Breaking down Chicago’s wideouts by strengths is powerfully revealing if you’re trying to decipher what the passing game will look like this season.

  • Mooney – The first thing that stands out is his speed and explosiveness. A 4.38 40-yard dash means he’s a potential home run hitter each time he catches a pass. Mooney tracks the ball very well in the air and amasses a lot of yards after the catch. He can go up and get the ball despite his limited size, was team captain as a senior at Tulane, and he’s been proving his doubters wrong since high school.
  • Jones Jr. – One of Jones’s greatest strengths is his ability to gain yards after the catch. His combination of size and speed makes him difficult to tackle, and gives him power that most receivers don’t possess. It’s that ability and athleticism that finds the rookie often compared to Deebo Samuel. He has one trait that actually gives him a leg up on Samuel, and that’s separation. Pro Football Focus ranked Jones in the 100th percentile when it comes to getting open and breaking free from coverage.
  • Pringle – The veteran is a smooth receiver with impressive short-area quickness and burst who can line up on either side of the quarterback. He uses his eyes well to “sell” a deep ball and it helps that he has very good deep speed. He uses multiple head fakes to generate separation and comes back to the ball with good attack skills when he makes hard breaks. Pringle is a versatile receiver with a quick-twitch burst in tight spaces, reads blocks well, and is strong enough to push through a defensive wrap.
  • St. Brown – An elite route-runner who is smooth in and out of his breaks, St. Brown has the size and quickness to make him a difficult cover assignment. With his size, length, strength, and speed, he’s a dangerous run-after-the-catch receiver. St. Brown is also deceptively quick, and tall targets that run pristine routes aren’t often as fast as he is. He’s not a burner but can be a vertical game changer. He’s also versatile enough to work on the outside as an “X” split end or do the dirty work inside as a “Z” flanker.
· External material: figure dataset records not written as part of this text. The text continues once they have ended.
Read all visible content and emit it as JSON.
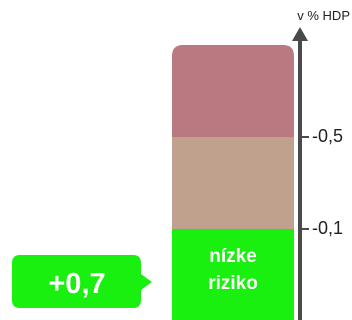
{
  "chart_data": {
    "type": "bar",
    "orientation": "vertical",
    "axis": {
      "unit_label": "v % HDP",
      "direction": "up"
    },
    "ticks": [
      {
        "label": "-0,5"
      },
      {
        "label": "-0,1"
      }
    ],
    "zones": [
      {
        "name": "high-risk",
        "label": "",
        "color": "#b87a80"
      },
      {
        "name": "medium-risk",
        "label": "",
        "color": "#bfa18d"
      },
      {
        "name": "low-risk",
        "label_lines": [
          "nízke",
          "riziko"
        ],
        "color": "#19f00f"
      }
    ],
    "callout": {
      "value_label": "+0,7",
      "color": "#19f00f"
    }
  }
}
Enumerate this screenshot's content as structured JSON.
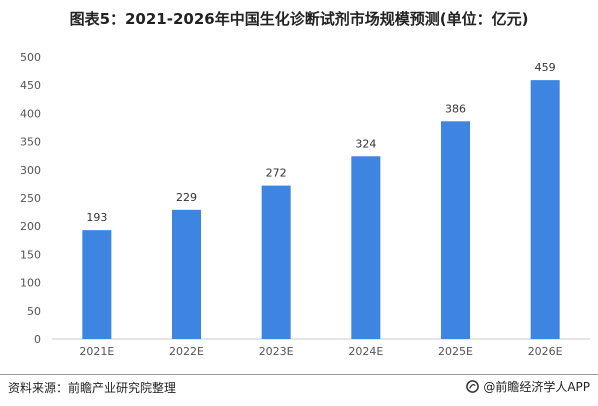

If you’re looking for the common denominator, it’s versatility and playmaking.

Fields’ speed and ability to throw on the run will amplify the strengths of his receivers. Expect a great deal of play-action, bootlegs, and RPO so that the second-year quarterback can become more of a moving launch pad. In three-receiver sets, defenses may struggle with deep threats Mooney and Jones, which should leave plenty of open field for Pringle or St. Brown to generate big gains underneath. Linebackers will have to respect Fields’ ability to run, too. Bears fans will love the jaw-dropping potential once everything clicks.

Without Jones, however, Mooney, Pringle, St. Brown, and one of Pettis or Sharpe make the receiving corp a lot more ordinary. The rookie adds an element to the group that will make the whole a great deal stronger than the sum of its parts. Bears fans should be excited. I’m excited, and I’m harder to sell than most.